Saturday, December 13, 2014

Google Chrome and Chrome OS could Be Huge


The move to an all-Cloud life is curving upwards. Most people have wifi most of the time they crack open their computers and mobile broadband hotspots are getting nearly cheap (more in my next post). Maybe we don't have to carry powerful laptops anymore?

In order to work with the high school class I help teach, I bought a Chromebook to match what the students have. I bought the best one out there and it was just $239 (in store is cheaper), many Chromebooks can be had for around $120. The specs are light in some ways, a 14" screen (1366x768), 2GB RAM, 16GB Hard drive (not a misprint), but it is made for connectivity and mobility: 1 HDMI port, 3 USBs ports (one is 3.0), SD slot, 802.11ac wifi, bluetooth, camera, a nearly 3000 mAh battery which seems to last forever (they always do at first, don't they?), and it comes with 1TB of Google Drive storage for two years for free - ah, there's the real hard drive. I do wish Google Drive was versioned content management, like Time Machine, but I can't even see old revisions of Google-originated documents, maybe I'm missing something.

I used the machine for only a few days, but it's clear that I can do nearly all of what I need to do on it, and I like the keyboard navigation better on it than a Mac. With my Mac crashing almost as much as Win98 now, and Macs being WICKED expensive, I have to consider if I could replace it for a mere $250 (with resale values on Macs seemingly near 95%). The Chromebook is about 10% lighter than my MacBook Pro 15", so I don't mind being lighter in the hand as well as the wallet.

When I moved to the Mac from Windows I moved everything to the cloud - a lot of that was moving things to Google Drive, much of it what have been great online services - Evernote, ToDoPro, Mint, and all the mobile apps and websites I use. I've already learned that machines come and go, but your data is always your data, so keep everything near permanent backed up to external hard drives  (except my Google data, which I should do). The idea was to create OS independence, so I could move to - and away from - the Mac easily.  Could I move to Chrome OS?

After 6 years, 3 Macs (one a used starter, one run over after 5 years - they do last, one recent replacement) and 3 iPhones (4S, 5S, 6Plus), I am still not very tied to MacOS/iOS. I am somewhat tied to Aperture (sort of, you can get at the pics underneath their database easy enough) but the only real major tie to is TimeMachine - one of the main reasons I moved to Mac in the first place. Since I have a lot of data backed up on Time Machine, I'll always need a Mac around, or a Virtual Machine for a MacOS, and I will always have that around. Heck I could always have a virtual machine for OS/2!

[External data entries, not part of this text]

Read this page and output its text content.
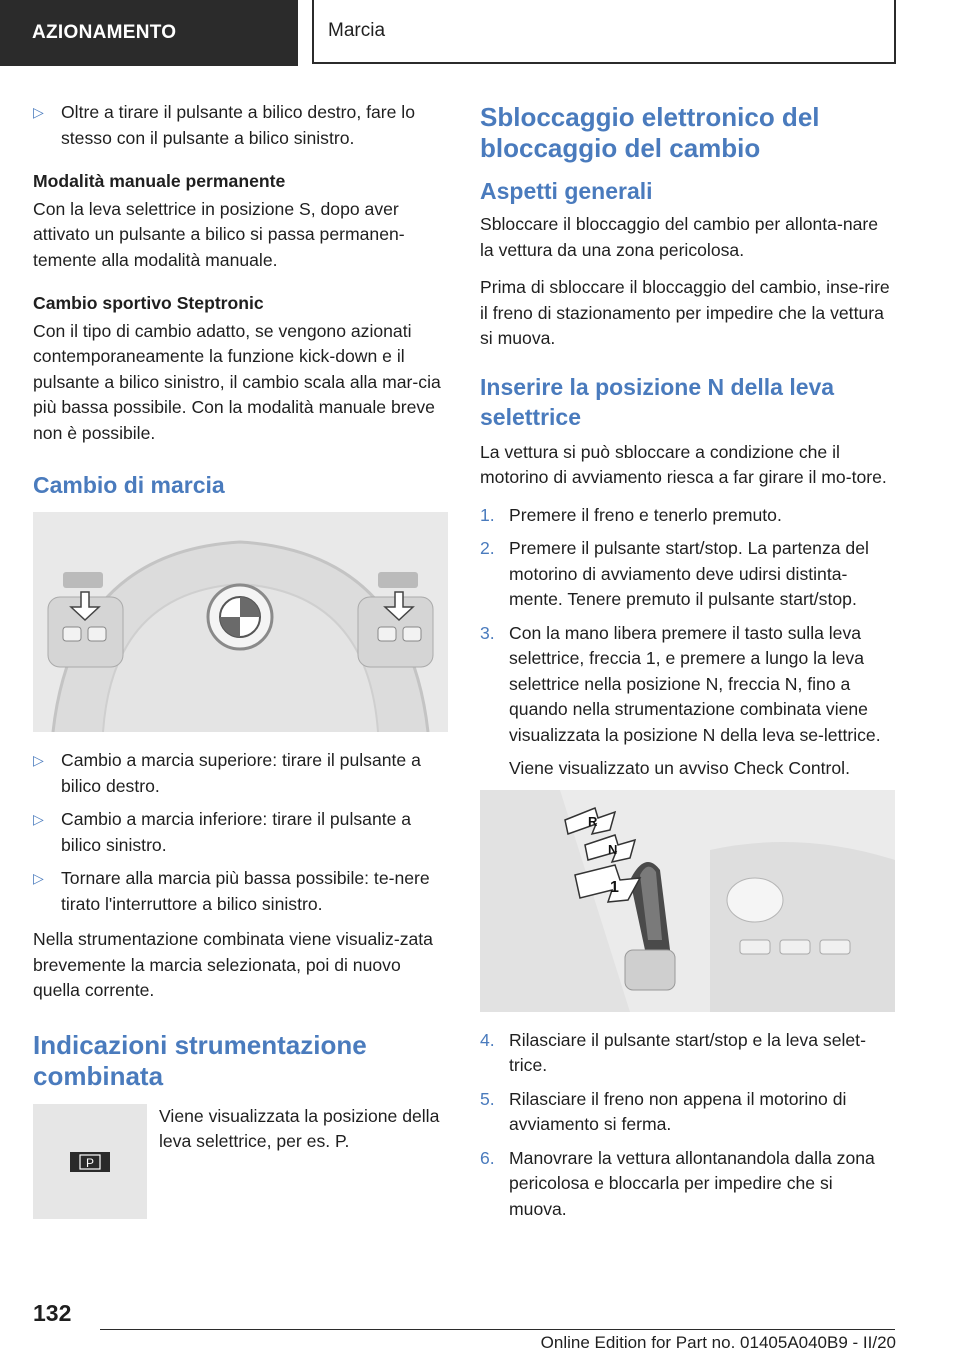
AZIONAMENTO	Marcia
▷ Oltre a tirare il pulsante a bilico destro, fare lo stesso con il pulsante a bilico sinistro.
Modalità manuale permanente

Con la leva selettrice in posizione S, dopo aver attivato un pulsante a bilico si passa permanen-temente alla modalità manuale.

Cambio sportivo Steptronic

Con il tipo di cambio adatto, se vengono azionati contemporaneamente la funzione kick-down e il pulsante a bilico sinistro, il cambio scala alla mar-cia più bassa possibile. Con la modalità manuale breve non è possibile.

Cambio di marcia
▷ Cambio a marcia superiore: tirare il pulsante a bilico destro.
▷ Cambio a marcia inferiore: tirare il pulsante a bilico sinistro.
▷ Tornare alla marcia più bassa possibile: te-nere tirato l'interruttore a bilico sinistro.

Nella strumentazione combinata viene visualiz-zata brevemente la marcia selezionata, poi di nuovo quella corrente.

Indicazioni strumentazione combinata
P
Viene visualizzata la posizione della leva selettrice, per es. P.
Sbloccaggio elettronico del bloccaggio del cambio
Aspetti generali

Sbloccare il bloccaggio del cambio per allonta-nare la vettura da una zona pericolosa.

Prima di sbloccare il bloccaggio del cambio, inse-rire il freno di stazionamento per impedire che la vettura si muova.

Inserire la posizione N della leva selettrice

La vettura si può sbloccare a condizione che il motorino di avviamento riesca a far girare il mo-tore.

1. Premere il freno e tenerlo premuto.
2. Premere il pulsante start/stop. La partenza del motorino di avviamento deve udirsi distinta-mente. Tenere premuto il pulsante start/stop.
3. Con la mano libera premere il tasto sulla leva selettrice, freccia 1, e premere a lungo la leva selettrice nella posizione N, freccia N, fino a quando nella strumentazione combinata viene visualizzata la posizione N della leva se-lettrice.
Viene visualizzato un avviso Check Control.
R
N
1
4. Rilasciare il pulsante start/stop e la leva selet-trice.
5. Rilasciare il freno non appena il motorino di avviamento si ferma.
6. Manovrare la vettura allontanandola dalla zona pericolosa e bloccarla per impedire che si muova.
132
Online Edition for Part no. 01405A040B9 - II/20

It's not just me, most people are far less tied to OS's now that we are all using apps in the cloud. In fact, maybe people are more tied to Google's main services than the various operating system they are using on their various devices. In the meantime, Chrome has recently become the majority browser. It's been a long war, but Chrome is winning and none of the competitors can recapture share (Microsoft and Opera certainly won't, Safari can only change as far as their OS penetration, and no further, and Firefox is improving but it will be hard to keep up without the same level of funding).

Chrome is now invading other OS's desktops.  After adding a Chrome Extension, I automatically got this helpful new Google portal on my Mac dock, just like the one on my Chromebook's start menu.

Ah, so I can use all those apps that plug into Chrome on all my devices? Nice. I don't think it's hard to see Google growing their eyeshare from here.

But I'm a developer! How could I get along on a Chromebook? The time for development to move to the cloud is near, maybe not here, but near.

We almost had cloud-like development in the 1990's with ClearCase - a virtual file system, very similar to Google Drive, but with controllable versioning, like Time Machine (on steroids). It could never quite work because the files a developer edits were always local because the developer tools were always local so it was very slow as the compiler reached across the network to find the net file, 10,000 times. I can here some of my old IBM mainframe friends that they were developing in the cloud, and it's true, though the cloud was usually in the building.

In 2015, developers have many tools living in the cloud - editors, compilers, builders, test runners, test and production machines. They seem mature enough for Javascript development, though the tools for Java may be somewhat behind. (I'm trying out Cloud9, no review ready yet.)  All we need now is a little terminal. Ah, but ChromeOS has bash and if that's not good enough, maybe Ubuntu on a Chromebook would work!